All combinations of those options would be 16 decryption attempts... but running the decryption is fast, so we just try all of them until one succeeds or all fail and we inform the user they should try a different password.

Capturing warnings from openssl#

While we don't want to write warnings out to the encrypted file, we don't want to ignore them either. Unfortunately, it does not appear to be possible to simultaneously capture standard error and standard output from the same command run in Vim. Luckily, there's a pretty straightforward workaround: run the command twice, capturing one the first time and the other the second time. This is acceptable in this case because the encryption is fast and doesn't have any side-effects, so running it twice is awkward but not actually a problem.

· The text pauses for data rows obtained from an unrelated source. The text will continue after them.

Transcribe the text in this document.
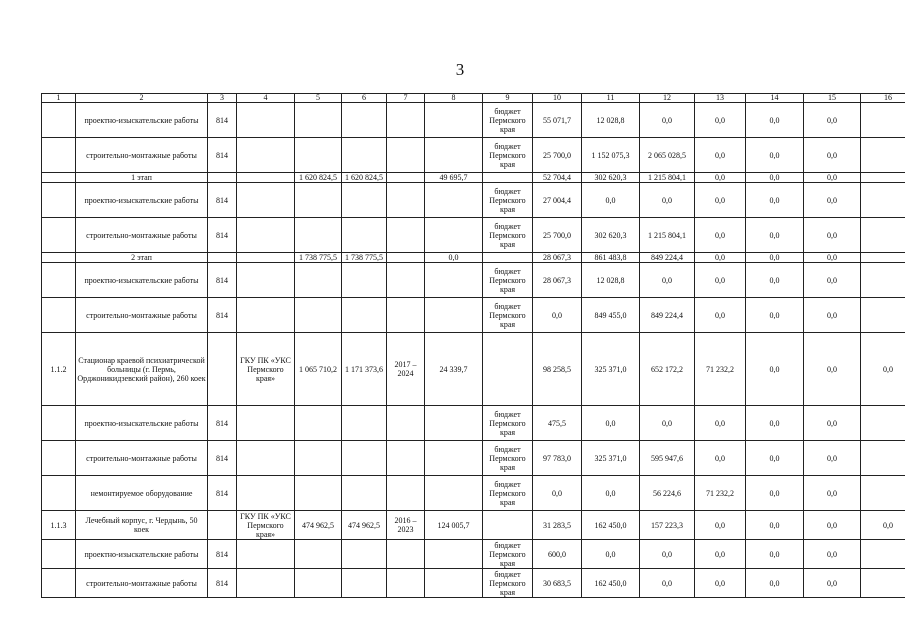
3
1	2	3	4	5	6	7	8	9	10	11	12	13	14	15	16
	проектно-изыскательские работы	814						бюджет Пермского края	55 071,7	12 028,8	0,0	0,0	0,0	0,0	
	строительно-монтажные работы	814						бюджет Пермского края	25 700,0	1 152 075,3	2 065 028,5	0,0	0,0	0,0	
	1 этап			1 620 824,5	1 620 824,5		49 695,7		52 704,4	302 620,3	1 215 804,1	0,0	0,0	0,0	
	проектно-изыскательские работы	814						бюджет Пермского края	27 004,4	0,0	0,0	0,0	0,0	0,0	
	строительно-монтажные работы	814						бюджет Пермского края	25 700,0	302 620,3	1 215 804,1	0,0	0,0	0,0	
	2 этап			1 738 775,5	1 738 775,5		0,0		28 067,3	861 483,8	849 224,4	0,0	0,0	0,0	
	проектно-изыскательские работы	814						бюджет Пермского края	28 067,3	12 028,8	0,0	0,0	0,0	0,0	
	строительно-монтажные работы	814						бюджет Пермского края	0,0	849 455,0	849 224,4	0,0	0,0	0,0	
1.1.2	Стационар краевой психиатрической больницы (г. Пермь, Орджоникидзевский район), 260 коек		ГКУ ПК «УКС Пермского края»	1 065 710,2	1 171 373,6	2017 – 2024	24 339,7		98 258,5	325 371,0	652 172,2	71 232,2	0,0	0,0	0,0
	проектно-изыскательские работы	814						бюджет Пермского края	475,5	0,0	0,0	0,0	0,0	0,0	
	строительно-монтажные работы	814						бюджет Пермского края	97 783,0	325 371,0	595 947,6	0,0	0,0	0,0	
	немонтируемое оборудование	814						бюджет Пермского края	0,0	0,0	56 224,6	71 232,2	0,0	0,0	
1.1.3	Лечебный корпус, г. Чердынь, 50 коек		ГКУ ПК «УКС Пермского края»	474 962,5	474 962,5	2016 – 2023	124 005,7		31 283,5	162 450,0	157 223,3	0,0	0,0	0,0	0,0
	проектно-изыскательские работы	814						бюджет Пермского края	600,0	0,0	0,0	0,0	0,0	0,0	
	строительно-монтажные работы	814						бюджет Пермского края	30 683,5	162 450,0	0,0	0,0	0,0	0,0	
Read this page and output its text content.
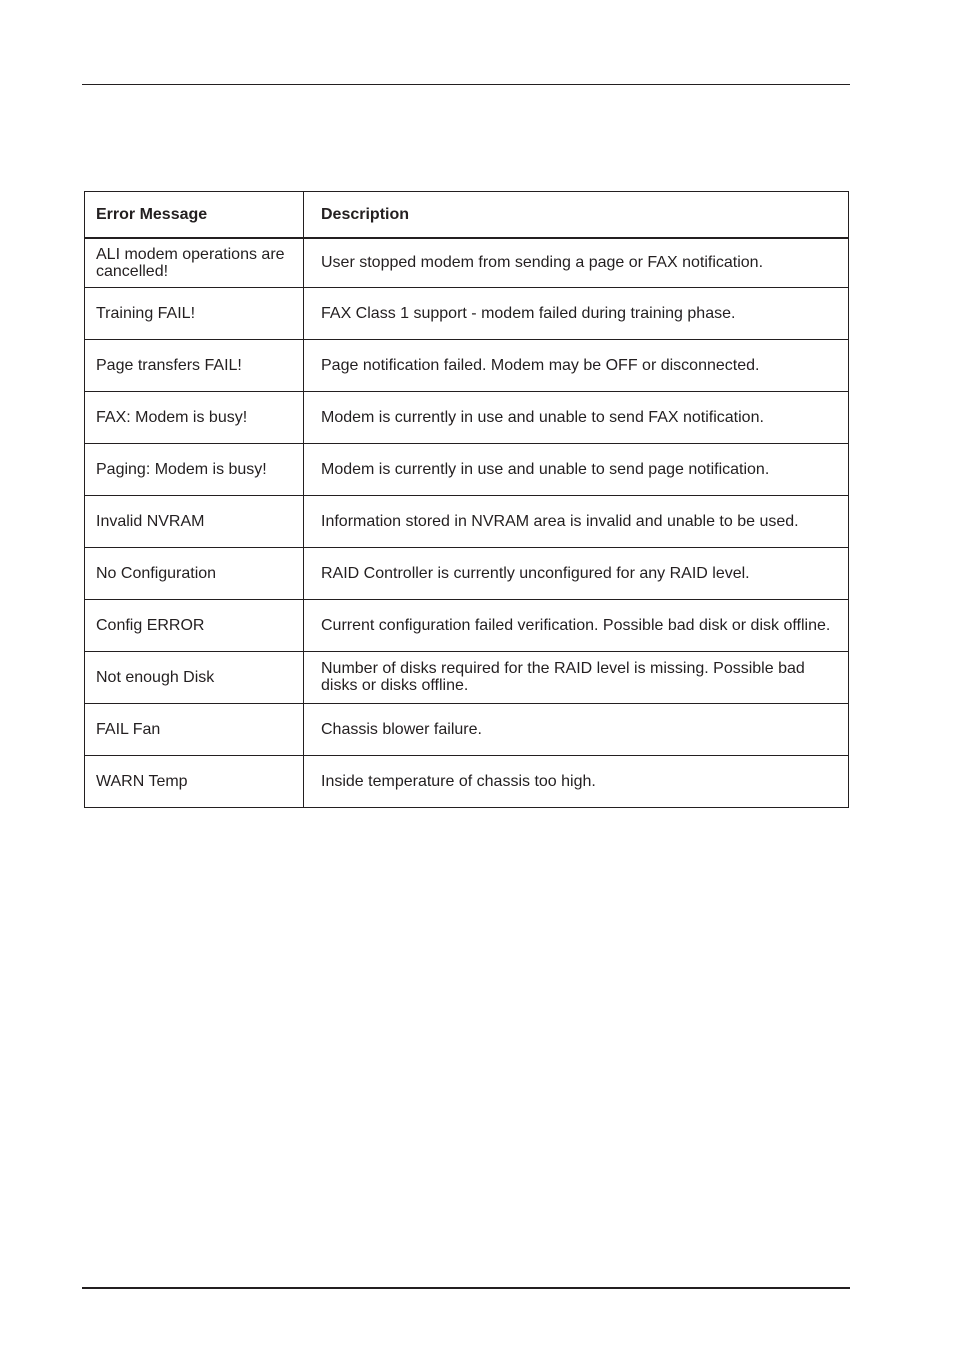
Error Message	Description
ALI modem operations are cancelled!	User stopped modem from sending a page or FAX notification.
Training FAIL!	FAX Class 1 support - modem failed during training phase.
Page transfers FAIL!	Page notification failed. Modem may be OFF or disconnected.
FAX: Modem is busy!	Modem is currently in use and unable to send FAX notification.
Paging: Modem is busy!	Modem is currently in use and unable to send page notification.
Invalid NVRAM	Information stored in NVRAM area is invalid and unable to be used.
No Configuration	RAID Controller is currently unconfigured for any RAID level.
Config ERROR	Current configuration failed verification. Possible bad disk or disk offline.
Not enough Disk	Number of disks required for the RAID level is missing. Possible bad disks or disks offline.
FAIL Fan	Chassis blower failure.
WARN Temp	Inside temperature of chassis too high.
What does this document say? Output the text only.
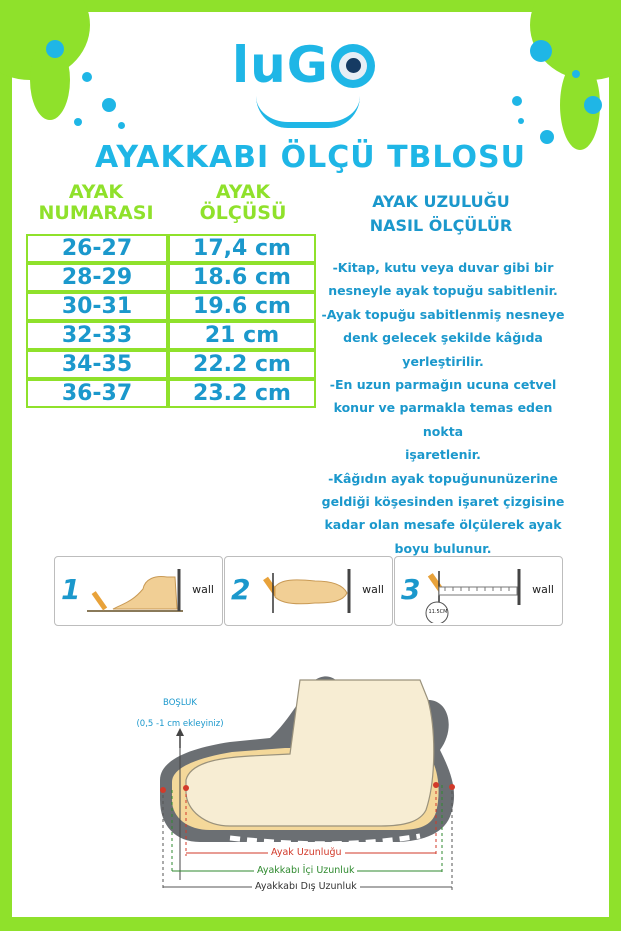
luG
AYAKKABI ÖLÇÜ TBLOSU
AYAK
NUMARASI
AYAK
ÖLÇÜSÜ
26-27	17,4 cm
28-29	18.6 cm
30-31	19.6 cm
32-33	21 cm
34-35	22.2 cm
36-37	23.2 cm
AYAK UZULUĞU
NASIL ÖLÇÜLÜR
-Kitap, kutu veya duvar gibi bir
nesneyle ayak topuğu sabitlenir.
-Ayak topuğu sabitlenmiş nesneye
denk gelecek şekilde kâğıda
yerleştirilir.
-En uzun parmağın ucuna cetvel
konur ve parmakla temas eden nokta
işaretlenir.
-Kâğıdın ayak topuğununüzerine
geldiği köşesinden işaret çizgisine
kadar olan mesafe ölçülerek ayak
boyu bulunur.
1	wall 2	wall 3
11.5CM
wall
BOŞLUK
(0,5 -1 cm ekleyiniz)
Ayak Uzunluğu
Ayakkabı İçi Uzunluk
Ayakkabı Dış Uzunluk
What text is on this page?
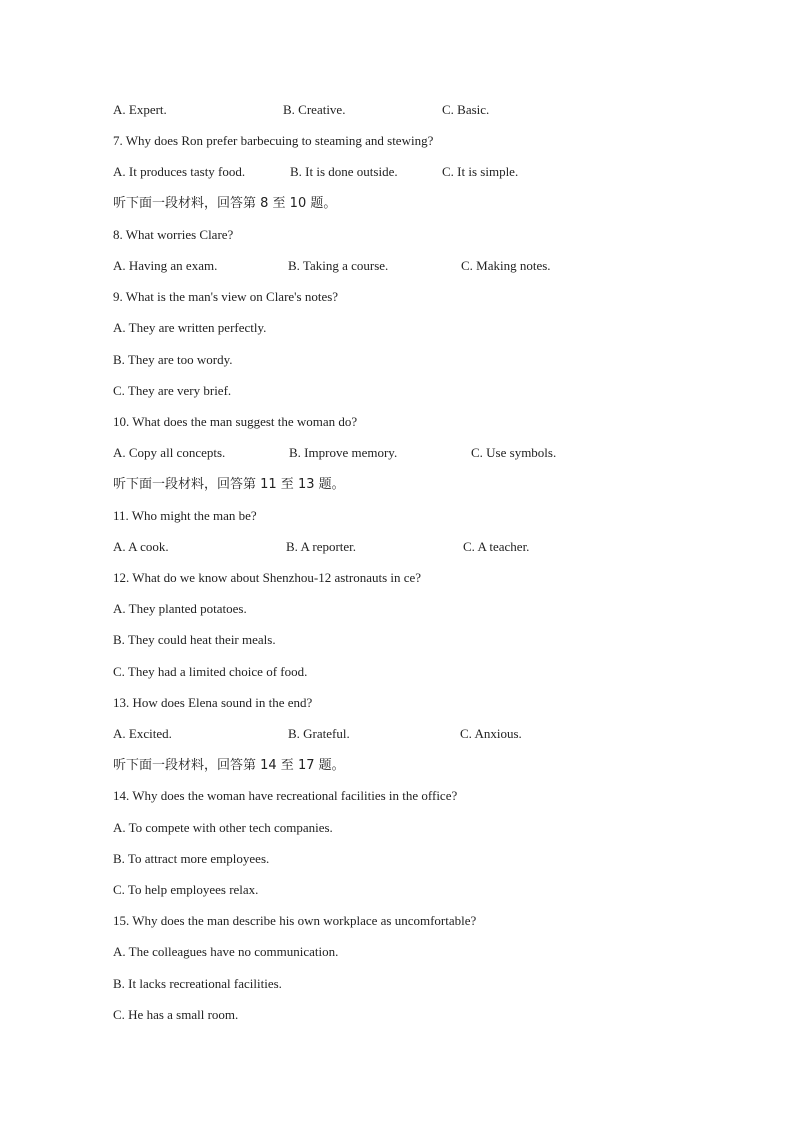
A. Expert.	B. Creative.	C. Basic.
7. Why does Ron prefer barbecuing to steaming and stewing?
A. It produces tasty food.	B. It is done outside.	C. It is simple.
听下面一段材料，回答第 8 至 10 题。
8. What worries Clare?
A. Having an exam.	B. Taking a course.	C. Making notes.
9. What is the man's view on Clare's notes?
A. They are written perfectly.
B. They are too wordy.
C. They are very brief.
10. What does the man suggest the woman do?
A. Copy all concepts.	B. Improve memory.	C. Use symbols.
听下面一段材料，回答第 11 至 13 题。
11. Who might the man be?
A. A cook.	B. A reporter.	C. A teacher.
12. What do we know about Shenzhou-12 astronauts in ce?
A. They planted potatoes.
B. They could heat their meals.
C. They had a limited choice of food.
13. How does Elena sound in the end?
A. Excited.	B. Grateful.	C. Anxious.
听下面一段材料，回答第 14 至 17 题。
14. Why does the woman have recreational facilities in the office?
A. To compete with other tech companies.
B. To attract more employees.
C. To help employees relax.
15. Why does the man describe his own workplace as uncomfortable?
A. The colleagues have no communication.
B. It lacks recreational facilities.
C. He has a small room.
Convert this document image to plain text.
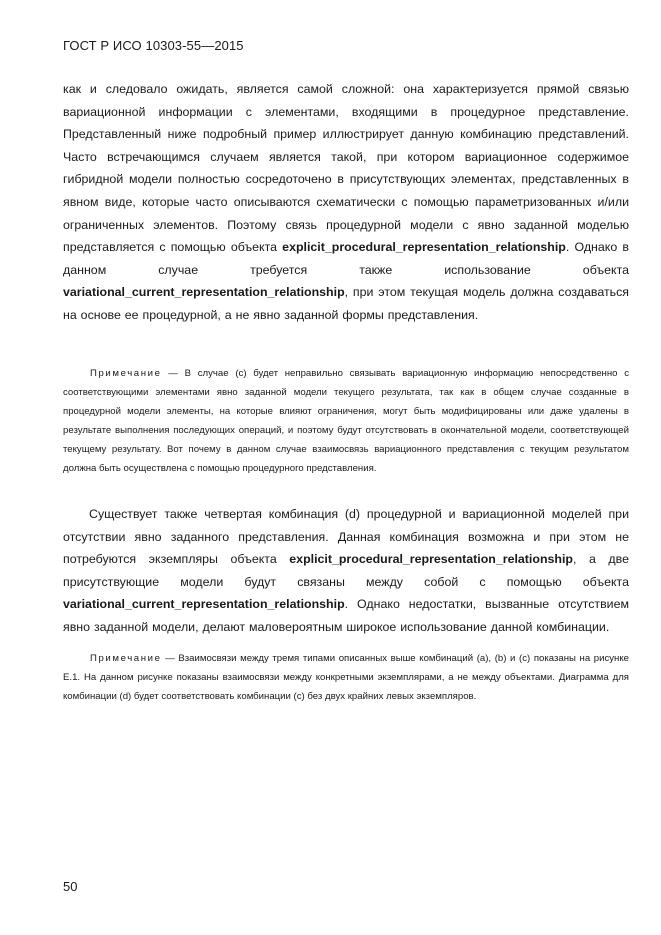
ГОСТ Р ИСО 10303-55—2015

как и следовало ожидать, является самой сложной: она характеризуется прямой связью вариационной информации с элементами, входящими в процедурное представление. Представленный ниже подробный пример иллюстрирует данную комбинацию представлений. Часто встречающимся случаем является такой, при котором вариационное содержимое гибридной модели полностью сосредоточено в присутствующих элементах, представленных в явном виде, которые часто описываются схематически с помощью параметризованных и/или ограниченных элементов. Поэтому связь процедурной модели с явно заданной моделью представляется с помощью объекта explicit_procedural_representation_relationship. Однако в данном случае требуется также использование объекта variational_current_representation_relationship, при этом текущая модель должна создаваться на основе ее процедурной, а не явно заданной формы представления.

Примечание — В случае (с) будет неправильно связывать вариационную информацию непосредственно с соответствующими элементами явно заданной модели текущего результата, так как в общем случае созданные в процедурной модели элементы, на которые влияют ограничения, могут быть модифицированы или даже удалены в результате выполнения последующих операций, и поэтому будут отсутствовать в окончательной модели, соответствующей текущему результату. Вот почему в данном случае взаимосвязь вариационного представления с текущим результатом должна быть осуществлена с помощью процедурного представления.

Существует также четвертая комбинация (d) процедурной и вариационной моделей при отсутствии явно заданного представления. Данная комбинация возможна и при этом не потребуются экземпляры объекта explicit_procedural_representation_relationship, а две присутствующие модели будут связаны между собой с помощью объекта variational_current_representation_relationship. Однако недостатки, вызванные отсутствием явно заданной модели, делают маловероятным широкое использование данной комбинации.

Примечание — Взаимосвязи между тремя типами описанных выше комбинаций (a), (b) и (c) показаны на рисунке Е.1. На данном рисунке показаны взаимосвязи между конкретными экземплярами, а не между объектами. Диаграмма для комбинации (d) будет соответствовать комбинации (с) без двух крайних левых экземпляров.

50
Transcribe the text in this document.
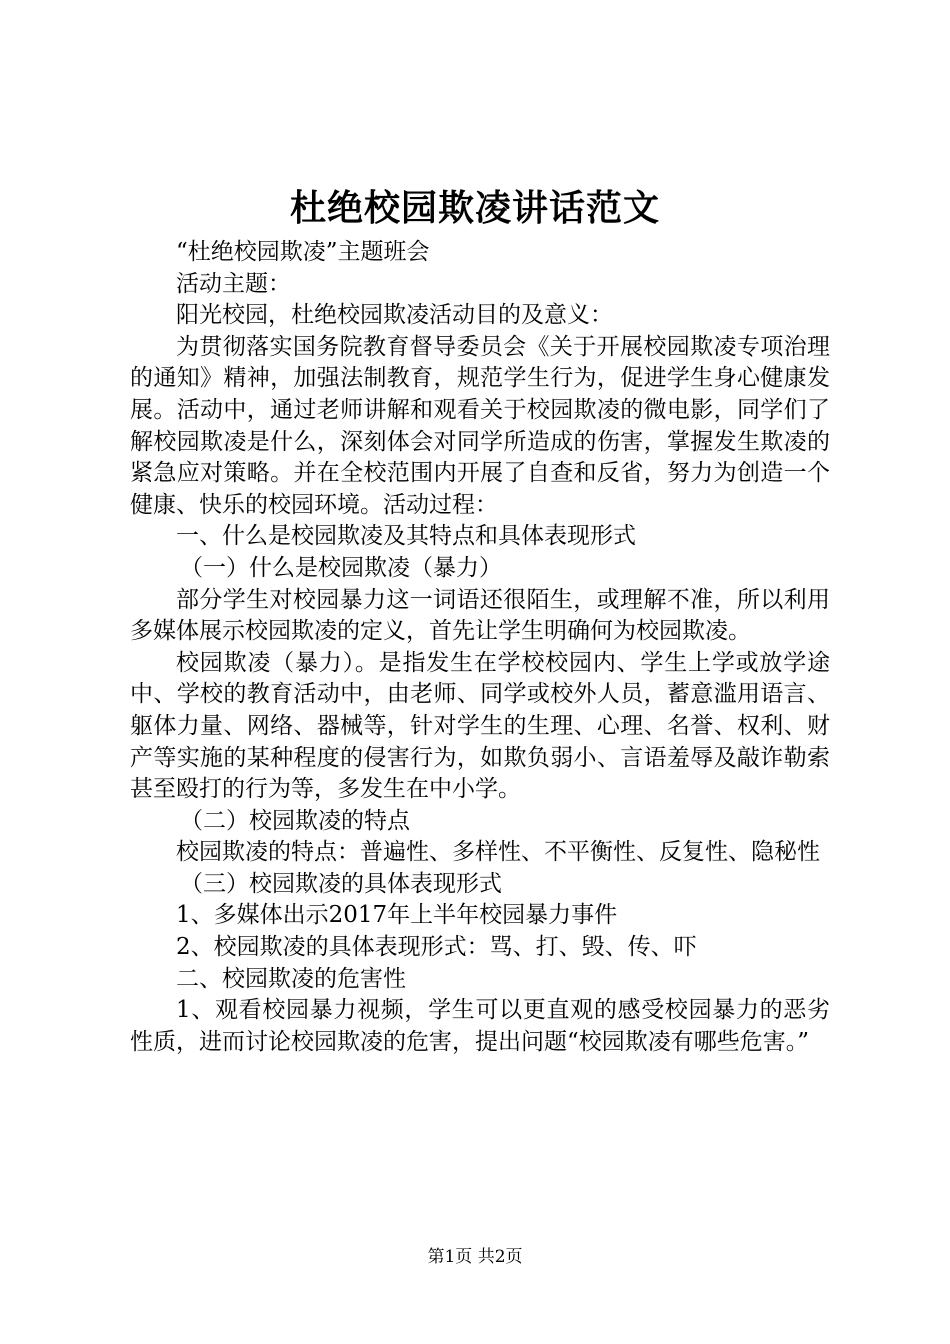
杜绝校园欺凌讲话范文

“杜绝校园欺凌”主题班会

活动主题：

阳光校园，杜绝校园欺凌活动目的及意义：

为贯彻落实国务院教育督导委员会《关于开展校园欺凌专项治理的通知》精神，加强法制教育，规范学生行为，促进学生身心健康发展。活动中，通过老师讲解和观看关于校园欺凌的微电影，同学们了解校园欺凌是什么，深刻体会对同学所造成的伤害，掌握发生欺凌的紧急应对策略。并在全校范围内开展了自查和反省，努力为创造一个健康、快乐的校园环境。活动过程：

一、什么是校园欺凌及其特点和具体表现形式

（一）什么是校园欺凌（暴力）

部分学生对校园暴力这一词语还很陌生，或理解不准，所以利用多媒体展示校园欺凌的定义，首先让学生明确何为校园欺凌。

校园欺凌（暴力）。是指发生在学校校园内、学生上学或放学途中、学校的教育活动中，由老师、同学或校外人员，蓄意滥用语言、躯体力量、网络、器械等，针对学生的生理、心理、名誉、权利、财产等实施的某种程度的侵害行为，如欺负弱小、言语羞辱及敲诈勒索甚至殴打的行为等，多发生在中小学。

（二）校园欺凌的特点

校园欺凌的特点：普遍性、多样性、不平衡性、反复性、隐秘性

（三）校园欺凌的具体表现形式

1、多媒体出示2017年上半年校园暴力事件

2、校园欺凌的具体表现形式：骂、打、毁、传、吓

二、校园欺凌的危害性

1、观看校园暴力视频，学生可以更直观的感受校园暴力的恶劣性质，进而讨论校园欺凌的危害，提出问题“校园欺凌有哪些危害。”

第1页 共2页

There's also a bit of dance to capture the result of the filter in a variable without modifying any registers:

silent! execute l:expr . " 2>&1 >/dev/null"
" Backup @" register and restore it afterward.
let l:register_tmp = getreg('"', 1, 1)
let l:register_tmp_mode = getregtype('"')
silent! 0,$y
let l:openssl_error = @"
call setreg('"', register_tmp, register_tmp_mode)
unlet l:register_tmp
unlet l:register_tmp_mode

Check on changing password#

Other than encryption settings changing, the more common way to fail to be able to decrypt a file is to not know the password. Typing a password a lot, it's easy to make typos. The "confirm password" prompt helps, but doesn't guarantee the lack of typos. As an extra improvement, I made it so that when encrypting a file, if the password works to decrypt that same file, then it won't require retyping the password. This gives an additional check against accidentally changing the password on a file when saving it.

Other options for encryption#

Vim also has built-in support for encryption. If you want encryption to keep track of passwords securely, consider using a password manager instead.